Mendicância: dever do estado ou questão de solidariedade?
Enviada em 03/03/2023
A constituição brasileira de 1988 assegura o direito ao bem-estar como inerente a todo cidadão. No entanto, na prática, tal prerrogativa não se reverbera quando se observa não apenas a banalização da mendicância, mas também o deficitário incentivo à solidariedade e à adoção de medidas que mitiguem o cenário de extrema pobreza vivenciado por uma parcela populacional. Logo, faz-se imperiosa a análise dessa conjuntura.

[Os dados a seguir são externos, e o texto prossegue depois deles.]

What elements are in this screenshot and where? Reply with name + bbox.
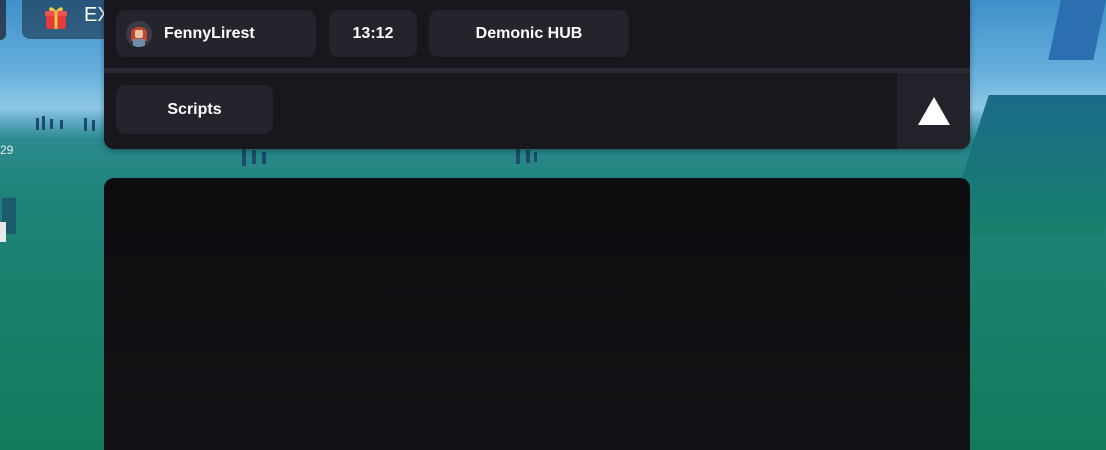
grass-tuft [84, 118, 87, 131]
side-number: 29 [0, 143, 14, 157]
user-chip: FennyLirest [116, 10, 316, 57]
grass-tuft [60, 120, 63, 129]
grass-tuft [242, 148, 246, 166]
scripts-content-panel [104, 178, 970, 450]
grass-tuft [50, 119, 53, 129]
grass-tuft [92, 120, 95, 131]
hub-header-panel: FennyLirest 13:12 Demonic HUB Scripts [104, 0, 970, 149]
collapse-button[interactable] [897, 73, 970, 149]
grass-tuft [36, 118, 39, 130]
character-leg [0, 222, 6, 242]
username-label: FennyLirest [164, 24, 255, 42]
gift-icon[interactable] [44, 4, 68, 30]
grass-tuft [534, 152, 537, 162]
grass-tuft [262, 152, 266, 164]
sky-block [1048, 0, 1106, 60]
hub-title: Demonic HUB [475, 24, 583, 42]
avatar [126, 20, 152, 47]
tab-scripts-label: Scripts [167, 100, 222, 118]
time-chip: 13:12 [329, 10, 417, 57]
tab-scripts[interactable]: Scripts [116, 85, 273, 134]
hub-title-chip: Demonic HUB [429, 10, 629, 57]
grass-tuft [526, 150, 530, 163]
grass-tuft [516, 148, 520, 164]
divider [104, 68, 970, 73]
edge-bar [0, 0, 6, 40]
grass-tuft [252, 150, 256, 164]
time-label: 13:12 [352, 24, 394, 42]
grass-tuft [42, 116, 45, 130]
triangle-up-icon [917, 97, 950, 125]
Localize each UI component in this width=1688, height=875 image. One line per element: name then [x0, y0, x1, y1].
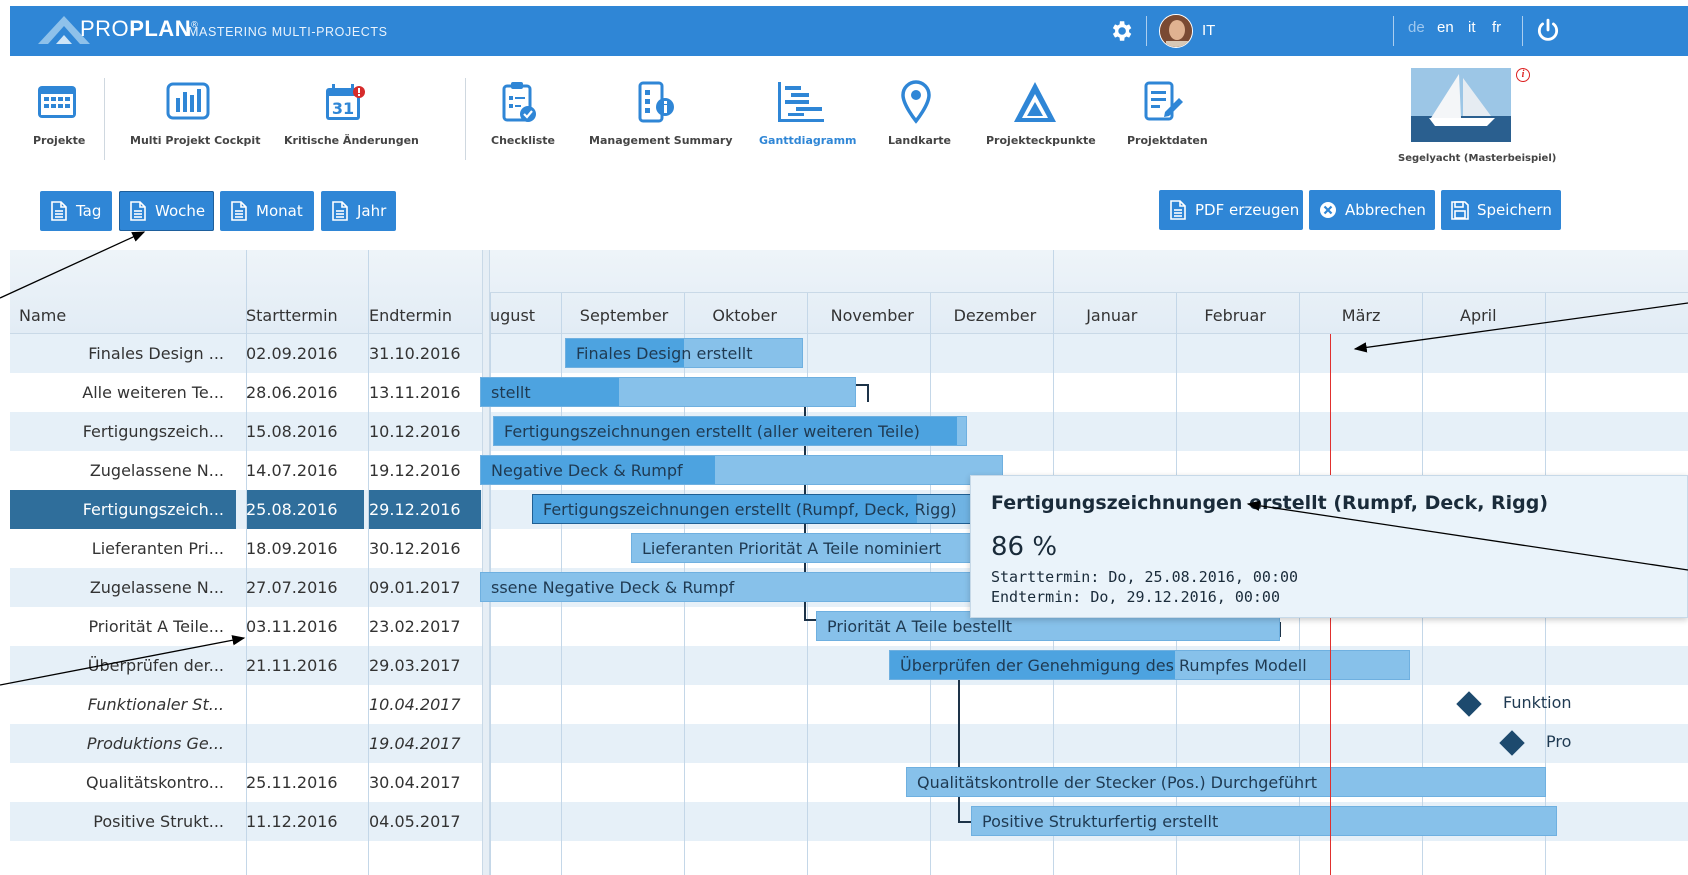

Em primeira análise, vale destacar o conceito de “banalidade do mal”, proposto pela filósofa Hannah Arendt, no qual afirma que o pior mal é aquele visto como cotidiano. Nesse sentido, pode-se afirmar que o descaso populacional tangente aos indivíduos que praticam a mendicância e a ausência da participação da sociedade em campanhas e atos conscientes, que permitam a construção de uma sociedade igualitária, são uma realidade no Brasil e violam os direitos constitucionais que deveriam ser indispensáveis.
Ademais, vale ressaltar a resolução 60/209, implementada pela ONU, que identifica a solidariedade como um valor imprescindível para as sociedades. Nesse viés, a negligência estatal perante o hodierno cenário nefasto caracterizado pela pobreza, atua de maneira divergente a essa ideologia, visto que muitos brasileiros vivem em condições precárias, sendo desprovidos de recursos financeiros suficientes para usufruir de condições básicas de educação, moradia e saúde, precisando mendigar para conseguir sobreviver.
Verifica-se, então, que o Estado e a população devem se unir para atenuar a mendicância. Para isso, o Estado, através de políticas públicas e da implementação de ações colaboradoras entre os órgãos governamentais, deve disponibilizar capitais financeiros e ajuda humanitária para a população que vive em condições instáveis e precárias, a fim de proporcionar uma vida digna para os cidadãos. Paralelamente, a sociedade, por meio de doações e grupos organizados, deve exigir e garantir que todos os indivíduos tenham seus direitos fundamentais atendidos, com o intuito de disseminar a justiça e a solidariedade. Assim, os elementos elencados na Magna Carta serão efetivados.